The question before the Florida Supreme Court was simple; is there more to this amendment than the backers admit?
To supporters of the amendment, it’s a simple issue. Same-sex marriages don’t count.
Matt Staver is an attorney for group pushing the amendment Florida 4 Marriage and says, “This is a very clear amendment. I think it’s very simple and straightforward. Since the 1800s, Floridians have known marriage as the union of one man and one woman.”
But ACLU attorney Leslie Cooper says the amendment tricks voters because it goes far beyond marriage.
“It suggests to the voters that to go in and vote for this amendment, they’re simply voting about marriage when in fact they’d be voting to take away protections from their lesbian and gay family members and friends… unknowingly.”

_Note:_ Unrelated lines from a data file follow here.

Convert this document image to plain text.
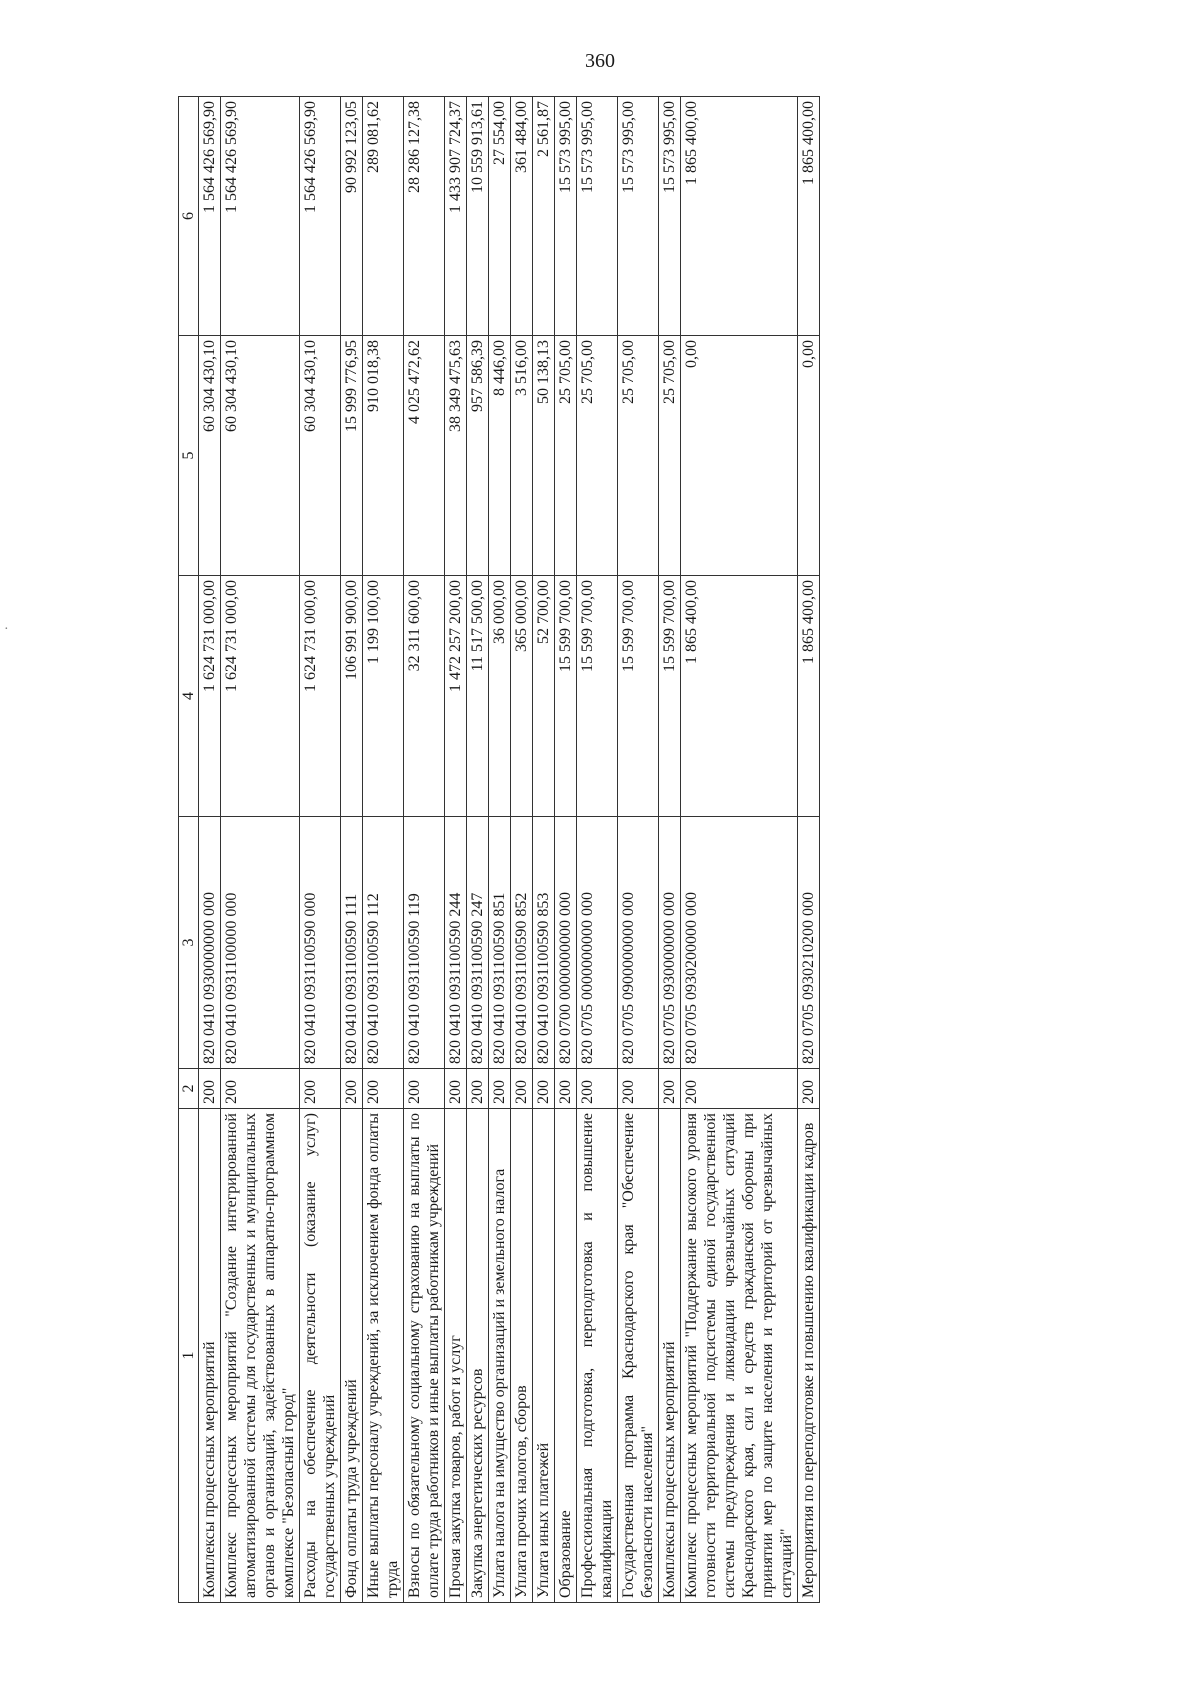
360
·
1	2	3	4	5	6
Комплексы процессных мероприятий	200	820 0410 0930000000 000	1 624 731 000,00	60 304 430,10	1 564 426 569,90
Комплекс процессных мероприятий "Создание интегрированной автоматизированной системы для государственных и муниципальных органов и организаций, задействованных в аппаратно-программном комплексе "Безопасный город"	200	820 0410 0931100000 000	1 624 731 000,00	60 304 430,10	1 564 426 569,90
Расходы на обеспечение деятельности (оказание услуг) государственных учреждений	200	820 0410 0931100590 000	1 624 731 000,00	60 304 430,10	1 564 426 569,90
Фонд оплаты труда учреждений	200	820 0410 0931100590 111	106 991 900,00	15 999 776,95	90 992 123,05
Иные выплаты персоналу учреждений, за исключением фонда оплаты труда	200	820 0410 0931100590 112	1 199 100,00	910 018,38	289 081,62
Взносы по обязательному социальному страхованию на выплаты по оплате труда работников и иные выплаты работникам учреждений	200	820 0410 0931100590 119	32 311 600,00	4 025 472,62	28 286 127,38
Прочая закупка товаров, работ и услуг	200	820 0410 0931100590 244	1 472 257 200,00	38 349 475,63	1 433 907 724,37
Закупка энергетических ресурсов	200	820 0410 0931100590 247	11 517 500,00	957 586,39	10 559 913,61
Уплата налога на имущество организаций и земельного налога	200	820 0410 0931100590 851	36 000,00	8 446,00	27 554,00
Уплата прочих налогов, сборов	200	820 0410 0931100590 852	365 000,00	3 516,00	361 484,00
Уплата иных платежей	200	820 0410 0931100590 853	52 700,00	50 138,13	2 561,87
Образование	200	820 0700 0000000000 000	15 599 700,00	25 705,00	15 573 995,00
Профессиональная подготовка, переподготовка и повышение квалификации	200	820 0705 0000000000 000	15 599 700,00	25 705,00	15 573 995,00
Государственная программа Краснодарского края "Обеспечение безопасности населения"	200	820 0705 0900000000 000	15 599 700,00	25 705,00	15 573 995,00
Комплексы процессных мероприятий	200	820 0705 0930000000 000	15 599 700,00	25 705,00	15 573 995,00
Комплекс процессных мероприятий "Поддержание высокого уровня готовности территориальной подсистемы единой государственной системы предупреждения и ликвидации чрезвычайных ситуаций Краснодарского края, сил и средств гражданской обороны при принятии мер по защите населения и территорий от чрезвычайных ситуаций"	200	820 0705 0930200000 000	1 865 400,00	0,00	1 865 400,00
Мероприятия по переподготовке и повышению квалификации кадров	200	820 0705 0930210200 000	1 865 400,00	0,00	1 865 400,00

Cooper told the Florida Supreme Court the amendment is technically flawed because it covers more than one subject, but Chief Justice Barbara Pariente didn’t buy it.
“I’m having trouble seeing where the single subject violation is, despite your excellent advocacy.”
A decision is not expected for weeks, if not months. Backers of the amendment won’t be waiting.
They have 455 thousand signatures, but need more.
John Stemberger, Florida 4 Marriage Chairman, says they have 455,000 signatures, but need more.
“We are launching the 155 in 155 campaign. We will collect 155,000 signatures in the next 155 days.”
Once they get those signatures, the marriage amendment will be ready for the 2008 ballot, but if the court decides there’s a technical flaw, they’ll have to rewrite it and start from scratch.
Backers of the marriage amendment were hoping to be on the ballot this year, but they could not gather enough signatures to meet the February 1 deadline.